La grande emergenza omofobica? I primi a smentirla sono proprio le associazioni LGBT+, anche se non lo ammetteranno mai in modo esplicito. Non è uno scherzo: basta cliccare su Omofobia.org e la verità salterà anche agli occhi dei più increduli. Il sito ha riportato i dati Istat relativi agli ultimi otto anni, compreso il primo quadrimestre del 2021. Sebbene abbiano visto un’ascesa degli “atti omofobici” nella loro totalità, i numeri, anche nell’anno apicale, il 2019, sono sempre risultati quantomai bassi.

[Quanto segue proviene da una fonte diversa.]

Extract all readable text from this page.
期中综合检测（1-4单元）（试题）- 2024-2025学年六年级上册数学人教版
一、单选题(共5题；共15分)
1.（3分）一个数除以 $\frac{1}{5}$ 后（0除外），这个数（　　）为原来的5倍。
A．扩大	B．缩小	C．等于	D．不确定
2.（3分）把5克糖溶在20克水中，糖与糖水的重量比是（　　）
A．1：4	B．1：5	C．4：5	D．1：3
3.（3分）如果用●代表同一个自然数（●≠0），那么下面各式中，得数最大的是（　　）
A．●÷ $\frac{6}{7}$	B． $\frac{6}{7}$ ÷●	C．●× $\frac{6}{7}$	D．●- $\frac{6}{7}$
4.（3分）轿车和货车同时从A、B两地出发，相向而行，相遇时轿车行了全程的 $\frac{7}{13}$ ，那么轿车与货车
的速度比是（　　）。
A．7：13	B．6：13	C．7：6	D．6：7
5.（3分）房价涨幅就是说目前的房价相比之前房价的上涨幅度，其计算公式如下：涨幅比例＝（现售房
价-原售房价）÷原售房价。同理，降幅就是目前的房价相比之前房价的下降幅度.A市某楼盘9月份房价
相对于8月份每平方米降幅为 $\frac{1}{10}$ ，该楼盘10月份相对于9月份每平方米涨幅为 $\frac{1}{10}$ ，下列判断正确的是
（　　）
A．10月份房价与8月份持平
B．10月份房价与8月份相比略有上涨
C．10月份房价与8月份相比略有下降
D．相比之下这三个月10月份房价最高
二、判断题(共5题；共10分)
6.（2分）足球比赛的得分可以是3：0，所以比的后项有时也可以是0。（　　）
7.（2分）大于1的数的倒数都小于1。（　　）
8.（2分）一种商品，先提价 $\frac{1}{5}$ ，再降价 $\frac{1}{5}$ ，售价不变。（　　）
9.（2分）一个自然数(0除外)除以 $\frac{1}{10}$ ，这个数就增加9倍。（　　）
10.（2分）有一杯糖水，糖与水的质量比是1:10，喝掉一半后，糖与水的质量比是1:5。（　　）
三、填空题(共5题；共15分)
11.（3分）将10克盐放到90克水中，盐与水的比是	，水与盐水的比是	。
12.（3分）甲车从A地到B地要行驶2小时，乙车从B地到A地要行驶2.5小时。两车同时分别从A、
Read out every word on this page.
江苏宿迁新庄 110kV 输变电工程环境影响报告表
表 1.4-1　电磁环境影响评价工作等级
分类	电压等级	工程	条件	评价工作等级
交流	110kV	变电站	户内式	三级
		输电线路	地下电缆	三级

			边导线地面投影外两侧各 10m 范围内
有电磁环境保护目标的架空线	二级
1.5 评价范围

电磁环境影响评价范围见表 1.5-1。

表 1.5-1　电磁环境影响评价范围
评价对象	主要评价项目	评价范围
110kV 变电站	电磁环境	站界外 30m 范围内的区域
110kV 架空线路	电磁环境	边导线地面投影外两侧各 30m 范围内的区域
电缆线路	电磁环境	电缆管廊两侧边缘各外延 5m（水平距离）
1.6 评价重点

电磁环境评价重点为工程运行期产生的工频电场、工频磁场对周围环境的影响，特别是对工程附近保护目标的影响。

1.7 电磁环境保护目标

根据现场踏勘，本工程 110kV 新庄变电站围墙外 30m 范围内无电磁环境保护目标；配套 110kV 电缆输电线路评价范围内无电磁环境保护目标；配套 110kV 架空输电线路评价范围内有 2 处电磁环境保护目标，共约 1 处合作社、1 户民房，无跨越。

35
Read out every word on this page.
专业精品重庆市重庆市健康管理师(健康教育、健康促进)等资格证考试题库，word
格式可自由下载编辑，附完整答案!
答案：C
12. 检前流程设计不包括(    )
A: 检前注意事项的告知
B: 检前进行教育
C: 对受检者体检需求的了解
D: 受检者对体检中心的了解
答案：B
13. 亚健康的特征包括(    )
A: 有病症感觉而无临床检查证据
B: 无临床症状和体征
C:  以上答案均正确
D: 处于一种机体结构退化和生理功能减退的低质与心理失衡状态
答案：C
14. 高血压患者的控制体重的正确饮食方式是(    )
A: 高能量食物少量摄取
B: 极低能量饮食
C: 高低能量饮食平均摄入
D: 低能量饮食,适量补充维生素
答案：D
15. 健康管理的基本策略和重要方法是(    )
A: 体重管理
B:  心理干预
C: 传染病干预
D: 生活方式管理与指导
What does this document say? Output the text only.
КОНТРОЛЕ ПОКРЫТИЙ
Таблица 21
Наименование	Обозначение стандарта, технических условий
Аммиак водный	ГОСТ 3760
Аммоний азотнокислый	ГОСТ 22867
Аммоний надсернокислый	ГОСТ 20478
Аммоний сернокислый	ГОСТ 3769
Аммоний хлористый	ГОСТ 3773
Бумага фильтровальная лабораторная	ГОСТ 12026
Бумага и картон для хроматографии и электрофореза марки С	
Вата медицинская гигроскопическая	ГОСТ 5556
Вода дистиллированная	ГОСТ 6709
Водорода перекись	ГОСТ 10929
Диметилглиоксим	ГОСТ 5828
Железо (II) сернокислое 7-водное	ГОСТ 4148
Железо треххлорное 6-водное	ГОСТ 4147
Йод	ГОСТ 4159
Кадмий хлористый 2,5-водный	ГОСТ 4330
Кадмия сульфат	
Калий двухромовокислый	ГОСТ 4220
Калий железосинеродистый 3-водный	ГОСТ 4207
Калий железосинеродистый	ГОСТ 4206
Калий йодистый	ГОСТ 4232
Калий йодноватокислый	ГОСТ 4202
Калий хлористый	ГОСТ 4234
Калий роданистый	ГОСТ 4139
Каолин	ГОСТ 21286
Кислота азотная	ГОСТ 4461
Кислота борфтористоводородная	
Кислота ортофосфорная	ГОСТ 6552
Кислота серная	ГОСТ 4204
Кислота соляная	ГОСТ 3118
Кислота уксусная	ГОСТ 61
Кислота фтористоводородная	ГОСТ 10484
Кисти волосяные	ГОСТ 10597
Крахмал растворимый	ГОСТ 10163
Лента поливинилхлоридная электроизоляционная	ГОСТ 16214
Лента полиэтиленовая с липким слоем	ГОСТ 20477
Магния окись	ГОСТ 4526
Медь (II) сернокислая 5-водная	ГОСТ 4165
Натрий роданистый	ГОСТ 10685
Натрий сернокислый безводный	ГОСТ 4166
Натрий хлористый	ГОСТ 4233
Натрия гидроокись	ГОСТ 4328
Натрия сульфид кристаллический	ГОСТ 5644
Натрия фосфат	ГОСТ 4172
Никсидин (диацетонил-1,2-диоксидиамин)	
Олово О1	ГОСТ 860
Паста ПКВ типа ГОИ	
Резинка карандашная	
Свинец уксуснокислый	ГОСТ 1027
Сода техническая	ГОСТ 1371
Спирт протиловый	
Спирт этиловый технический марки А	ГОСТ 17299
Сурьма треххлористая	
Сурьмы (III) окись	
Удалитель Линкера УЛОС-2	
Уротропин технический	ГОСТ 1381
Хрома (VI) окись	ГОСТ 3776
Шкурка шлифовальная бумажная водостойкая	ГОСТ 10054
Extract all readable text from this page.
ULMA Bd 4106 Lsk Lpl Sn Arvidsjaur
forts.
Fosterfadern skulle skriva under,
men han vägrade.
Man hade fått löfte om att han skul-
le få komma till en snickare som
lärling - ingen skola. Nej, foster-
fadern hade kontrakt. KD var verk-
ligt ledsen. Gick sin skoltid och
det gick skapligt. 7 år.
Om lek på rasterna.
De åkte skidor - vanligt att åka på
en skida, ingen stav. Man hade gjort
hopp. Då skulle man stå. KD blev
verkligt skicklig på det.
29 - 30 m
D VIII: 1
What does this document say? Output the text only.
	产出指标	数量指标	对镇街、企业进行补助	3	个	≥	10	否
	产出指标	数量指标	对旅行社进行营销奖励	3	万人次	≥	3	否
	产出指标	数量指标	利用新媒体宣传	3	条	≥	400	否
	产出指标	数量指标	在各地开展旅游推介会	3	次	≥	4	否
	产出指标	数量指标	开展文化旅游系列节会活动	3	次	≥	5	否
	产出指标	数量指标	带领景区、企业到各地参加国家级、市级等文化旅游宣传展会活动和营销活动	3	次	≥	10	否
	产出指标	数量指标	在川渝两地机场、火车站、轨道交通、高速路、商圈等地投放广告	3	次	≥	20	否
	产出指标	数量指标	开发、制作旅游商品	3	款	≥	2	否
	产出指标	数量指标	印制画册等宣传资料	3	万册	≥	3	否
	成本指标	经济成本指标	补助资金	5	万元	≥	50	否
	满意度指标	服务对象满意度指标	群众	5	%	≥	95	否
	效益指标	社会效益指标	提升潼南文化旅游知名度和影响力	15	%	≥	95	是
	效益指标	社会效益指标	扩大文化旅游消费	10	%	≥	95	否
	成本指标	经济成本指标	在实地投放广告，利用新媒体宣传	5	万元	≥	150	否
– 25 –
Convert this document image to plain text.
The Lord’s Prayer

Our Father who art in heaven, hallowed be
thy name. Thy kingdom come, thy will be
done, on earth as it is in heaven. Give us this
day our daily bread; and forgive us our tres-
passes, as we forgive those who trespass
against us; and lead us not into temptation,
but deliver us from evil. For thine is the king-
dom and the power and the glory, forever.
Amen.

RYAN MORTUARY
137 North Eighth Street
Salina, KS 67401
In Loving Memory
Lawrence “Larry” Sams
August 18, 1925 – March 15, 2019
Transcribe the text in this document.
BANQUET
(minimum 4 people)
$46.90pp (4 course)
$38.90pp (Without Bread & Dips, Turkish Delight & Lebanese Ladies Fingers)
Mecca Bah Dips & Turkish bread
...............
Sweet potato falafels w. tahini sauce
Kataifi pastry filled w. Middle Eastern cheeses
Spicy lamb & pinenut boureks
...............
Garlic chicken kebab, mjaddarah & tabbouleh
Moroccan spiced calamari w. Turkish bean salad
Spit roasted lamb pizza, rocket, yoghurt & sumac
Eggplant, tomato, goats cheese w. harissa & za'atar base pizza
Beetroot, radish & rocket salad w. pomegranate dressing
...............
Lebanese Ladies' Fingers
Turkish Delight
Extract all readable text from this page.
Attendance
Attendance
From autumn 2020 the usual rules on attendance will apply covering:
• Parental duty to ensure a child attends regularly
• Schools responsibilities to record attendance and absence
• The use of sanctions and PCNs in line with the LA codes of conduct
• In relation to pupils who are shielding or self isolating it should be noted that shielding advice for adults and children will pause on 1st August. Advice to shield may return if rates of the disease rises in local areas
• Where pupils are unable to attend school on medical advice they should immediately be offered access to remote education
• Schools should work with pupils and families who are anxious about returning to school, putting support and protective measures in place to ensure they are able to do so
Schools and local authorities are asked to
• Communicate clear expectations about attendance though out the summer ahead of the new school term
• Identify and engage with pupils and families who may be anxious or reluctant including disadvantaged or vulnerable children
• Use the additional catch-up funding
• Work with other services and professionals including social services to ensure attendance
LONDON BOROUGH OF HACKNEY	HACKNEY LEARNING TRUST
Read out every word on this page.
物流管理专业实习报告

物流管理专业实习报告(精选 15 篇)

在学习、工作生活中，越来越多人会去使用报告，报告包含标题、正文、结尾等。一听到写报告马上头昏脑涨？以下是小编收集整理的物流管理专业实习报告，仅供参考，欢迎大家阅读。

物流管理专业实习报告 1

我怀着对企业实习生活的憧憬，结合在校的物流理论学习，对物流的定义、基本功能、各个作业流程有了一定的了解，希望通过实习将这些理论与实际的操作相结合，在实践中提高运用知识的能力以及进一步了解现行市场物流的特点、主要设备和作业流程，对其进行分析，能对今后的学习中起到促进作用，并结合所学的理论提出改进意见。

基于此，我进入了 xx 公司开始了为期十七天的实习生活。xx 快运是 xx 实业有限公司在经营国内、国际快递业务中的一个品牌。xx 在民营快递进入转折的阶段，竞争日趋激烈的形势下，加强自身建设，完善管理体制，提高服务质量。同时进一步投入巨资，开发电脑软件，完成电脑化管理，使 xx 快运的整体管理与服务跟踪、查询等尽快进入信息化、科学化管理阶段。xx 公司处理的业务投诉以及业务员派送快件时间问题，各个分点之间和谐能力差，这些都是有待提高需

L’ISTAT ha classificato gli atti aggressivi e/o discriminatori in sei categorie: aggressioni singole; aggressioni plurime (rivolte cioè a gruppi di persone); omicidi; suicidi; tentati suicidi; atti non aggressivi (allontanamenti da casa, da scuola, dal lavoro, da un locale pubblico, diffamazione ecc.). Quanto alle aggressioni singole, si va da un minimo di 30 nel 2017 a un massimo di 56 nell’anno successivo. Gli atti non aggressivi vanno da un minimo di 11 nel 2013 a un massimo di 92 nel 2019. Davvero esigui gli omicidi, mai andati oltre le dita di una mano: si va un massimo di 5 nel 2016 e nel 2020 a un minimo di 1 nel 2019.
Omofobia.org lo ammette: anche se «le vittime sembrano aumentare», è giusto precisare che «aumentano gli episodi denunciati». L’interpretazione diventa poi faziosa: «Aumenta cioè l’odio ma anche e soprattutto il coraggio di dichiarare i torti subiti, anche se è difficile. Questa considerazione sembra corretta dal momento che la tipologia che aumenta di più è quella degli atti non fisici, che è la più difficile da denunciare perché non lascia segni visibili e inequivocabili». Altra ermeneutica tutta da dimostrare: «Un picco notevolissimo nel luglio 2018, coincidente con l’ascesa della Lega al governo e un identico precipizio nel settembre 2019, coincidente con la caduta dello stesso Governo».
Il vero punto, però, è un altro: bastano 50 aggressioni l’anno per gridare all’emergenza omofobia? Senza trascurare un altro fatto: non abbiamo alcuna certezza che l’aumento delle denunce corrisponda necessariamente a un aumento del sentimento omofobico. Non è tutto: come abbiamo già evidenziato in un precedente servizio, in genere si tratta di vere e proprie montature oppure di manipolazioni. O ancora, abbiamo a che fare, sì, con aggressioni contro omosessuali o transessuali ma il movente non ha nulla a che vedere con l’omotransfobia. Se poi il numero di denunce è così tanto cresciuto negli ultimi dieci anni, la ragione, più che sulla consapevolizzazione in merito alla presunta piaga sociale, potrebbe essere individuata nella propaganda lgbt+ che, fino a prova contraria, negli ultimi dieci anni è cresciuta esponenzialmente.
Se i fattori pocanzi menzionati sono tutt’altro che da trascurare e meritano tutti un opportuno approfondimento, non va dimenticata la vera stella polare dell’intero dibattito sull’omofobia: neanche se, per assurdo, i casi di aggressione o discriminazione decuplicassero nell’arco di un mese, ciò costituirebbe una buona ragione per approvare il ddl Zan, né alcuna legge anti-omofobia analoga. Le leggi atte a punire un delitto di qualunque natura contro un omosessuale o un transessuale già ci sono e non risulta siano mai rimaste inapplicate. Non ci risulta che nessun crimine ai danni di persone lgbt sia mai stato punito in modo più indulgente rispetto agli eterosessuali. A meno che non si voglia fare di omosessuali e transessuali dei cittadini privilegiati: cosa che nessuno dei sostenitori del ddl Zan ha mai confermato ma – se è per questo – nemmeno smentito.